Rationalists understand that we need both regulation of firearms and resources to help the mentally ill and to educate their families and friends about ways to get help.

The weapon of choice in mass killings, regardless of what motivates the killer, is a gun. Semi-automatic weapons are especially deadly as they can be loaded with multiple rounds to kill multiple people.

For any reader who wants to scream at me, “People can be killed with a broom so I suppose you want to ban brooms!” I give you a rationalist’s answer. Yes, it is theoretically possible to kill a person with a broom. Human aggression, including the ability to kill a threatening person, helped our ancestors survive. But the civilization that gave us Mozart and penicillin also brought us semi-automatic guns, the perfect weapon for a mass murder.

Rationalists understand that both the instrument (the gun) and the deranged person (the shooter) are necessary for the mayhem of December 14 to occur. To prove this point, today the New York Times reported that a knife-wielding man wounded 22 school children and one adult outside a school in central China. There were no deaths.

Americans have come together in the past to protect children. In 1874 the first reported case of child abuse in the US occurred in New York. A church worker learned that Mary Ellen, an 8-year-old girl living in a tenement with her foster parents, was being starved and beaten. The church worker tried to remove the child from the home but neither the police or the Department of Charities would intervene. This persistent woman appealed to Henry Bergh, founder of the American Society for the Prevention of Cruelty to Animals in 1866, who persuaded the courts to hear the case on the grounds that her treatment at home was cruel and she was a member of the Animal Kingdom. Mary Ellen was removed from the home, the abusive mother was imprisoned for assault and battery. Mary Ellen died in 1961 at age 96 after marrying and raising four children.

By the way, the Society for the Prevention of Cruelty to Children was not established until 1875, a year after the Mary Ellen case. It took a while for pediatricians to admit to themselves that some natural parents could actually abuse their children. However articles about child abuse were written by concerned pediatricians in the 1940’s and 50’s and in 1962 a landmark paper published in JAMA by Kempe, Silverman, Steele et al with the can’t-ignore-any-longer title, “The Battered-Child Syndrome” changed things rapidly.
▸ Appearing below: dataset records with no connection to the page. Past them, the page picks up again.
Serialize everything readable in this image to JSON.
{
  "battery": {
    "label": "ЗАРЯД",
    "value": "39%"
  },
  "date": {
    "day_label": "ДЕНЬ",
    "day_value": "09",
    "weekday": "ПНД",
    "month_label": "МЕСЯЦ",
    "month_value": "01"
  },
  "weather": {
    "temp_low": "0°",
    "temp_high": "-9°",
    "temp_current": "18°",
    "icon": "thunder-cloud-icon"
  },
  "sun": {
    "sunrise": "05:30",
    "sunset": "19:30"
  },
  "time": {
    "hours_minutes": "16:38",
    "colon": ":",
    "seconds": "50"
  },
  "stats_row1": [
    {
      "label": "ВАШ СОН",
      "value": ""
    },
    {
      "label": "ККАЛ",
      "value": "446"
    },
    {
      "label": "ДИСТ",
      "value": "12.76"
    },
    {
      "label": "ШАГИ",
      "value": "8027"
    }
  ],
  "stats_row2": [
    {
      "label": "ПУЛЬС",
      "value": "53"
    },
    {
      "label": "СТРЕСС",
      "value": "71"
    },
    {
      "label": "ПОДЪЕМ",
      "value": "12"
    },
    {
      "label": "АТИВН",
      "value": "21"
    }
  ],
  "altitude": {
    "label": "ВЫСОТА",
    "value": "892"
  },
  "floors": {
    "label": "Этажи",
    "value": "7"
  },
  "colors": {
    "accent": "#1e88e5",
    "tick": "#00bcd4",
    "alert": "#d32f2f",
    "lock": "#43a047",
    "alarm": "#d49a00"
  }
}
Within 4 years of its publication all but one state had passed child abuse reporting laws (all 50 states have such laws now). One concerned citizen, the church worker who cared about one child, started a process that helps protect all children.

What will it take to end the war and protect innocent children from becoming collateral damage? I’m not wise enough to solve the problem but I bet we could begin the process today if every parent cared as much as the church worker in 1874 who refused to stand by and do nothing. We can all start by writing to our president and legislators to stop the war and start the dialogue.